Centuries of controversy ensued and although the rites developed after Father Ricci’s death, he was so strongly identified with that disputed form of inculturation that his sainthood cause was not opened until the 1980s.

Father Tsang said it was unfortunate that the controversy led some to question Father Ricci’s holiness.

It is true, he said, that Father Ricci “was very friendly with the Chinese, respecting the Chinese culture, but in terms of the faith, he was very unabashedly Catholic.”

In his speech at Rome’s Pontifical Gregorian University March 2, Father Tsang said Father Ricci was not so “narrow-minded as to regard non-Christian cultures or religions as nothing good; indeed, he saw quite a lot of compatibility between early Confucianism and Christianity,” and recognized that Confucian teachings could be seen as preparing the Chinese to receive the Gospel.

Father Ricci’s respect for the Chinese and his commitment to sharing the Gospel with them offer the still-relevant lesson that Christians cannot claim God is at work only among Christians, but at the same time they cannot claim that all religions are equally valid paths to salvation, Father Tsang said.

Father Tsang said the Chinese today need the Gospel just as much as they did in Father Ricci’s age.

The country is enjoying economic prosperity, but “there are grave, hidden problems,” including the repression of human rights, a growing divide between rich and poor, widespread use of abortion and “alarming pollution.”

Father Ricci “did not befriend the Chinese and stop there. He intended to bring them the much greater blessing — the knowledge of Jesus Christ,” he said.
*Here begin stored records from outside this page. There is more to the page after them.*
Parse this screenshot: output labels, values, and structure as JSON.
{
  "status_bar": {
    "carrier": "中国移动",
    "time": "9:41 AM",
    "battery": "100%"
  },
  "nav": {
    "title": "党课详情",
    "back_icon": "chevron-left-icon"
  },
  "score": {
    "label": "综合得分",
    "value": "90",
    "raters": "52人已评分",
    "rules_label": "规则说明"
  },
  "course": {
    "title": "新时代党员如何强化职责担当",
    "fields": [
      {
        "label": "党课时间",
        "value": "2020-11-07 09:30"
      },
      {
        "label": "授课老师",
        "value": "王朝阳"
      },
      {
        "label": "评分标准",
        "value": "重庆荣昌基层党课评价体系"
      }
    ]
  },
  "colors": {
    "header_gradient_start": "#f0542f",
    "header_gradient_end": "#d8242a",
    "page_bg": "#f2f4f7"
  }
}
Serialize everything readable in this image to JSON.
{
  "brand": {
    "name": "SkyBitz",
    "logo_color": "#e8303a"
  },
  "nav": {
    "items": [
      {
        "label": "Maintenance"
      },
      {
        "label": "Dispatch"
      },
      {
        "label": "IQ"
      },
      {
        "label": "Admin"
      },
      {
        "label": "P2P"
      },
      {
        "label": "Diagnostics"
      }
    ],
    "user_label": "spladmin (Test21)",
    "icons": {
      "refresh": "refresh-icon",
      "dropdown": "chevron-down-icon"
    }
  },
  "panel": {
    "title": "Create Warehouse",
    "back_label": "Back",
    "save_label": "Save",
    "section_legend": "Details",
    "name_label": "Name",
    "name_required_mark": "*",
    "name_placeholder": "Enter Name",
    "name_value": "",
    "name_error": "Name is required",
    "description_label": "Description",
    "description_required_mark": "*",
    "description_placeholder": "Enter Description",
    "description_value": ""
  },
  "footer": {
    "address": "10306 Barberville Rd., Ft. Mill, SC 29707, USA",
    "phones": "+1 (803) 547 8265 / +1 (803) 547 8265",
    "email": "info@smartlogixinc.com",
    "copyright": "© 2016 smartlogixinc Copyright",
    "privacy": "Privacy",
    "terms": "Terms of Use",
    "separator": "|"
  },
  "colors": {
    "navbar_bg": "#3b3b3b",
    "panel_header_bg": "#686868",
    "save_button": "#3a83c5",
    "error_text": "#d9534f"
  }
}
Italian Bishop Claudio Giuliodori of Macerata, where Father Ricci was born, said the Jesuit is still a model for dialogue and evangelization because “he entered into the Chinese culture without losing himself and in a way that allowed him to introduce themes from the Gospel into the culture.”

His relationship with the Chinese “took place in the context of dialogue, with respect, but without forgetting that his mission was to bring the Gospel,” the bishop said.

Roberto Sani, rector of the University of Macerata, said Father Ricci’s example could help people today deal with hopes and fears about their increasing contacts with people of other cultures and religions.

Just as the global expeditions of the 1500s gave Europeans a sense of an expanding world filled with previously unknown cultures, globalization today is challenging people to recognize their common humanity and share their knowledge and beliefs, Sani said.

“Ricci is a model for young people today. He was strong in his faith and culture, but able to establish a real dialogue with the Chinese,” he said. “He is a model of a Christianity that does not close itself within four walls, but goes out into the world.”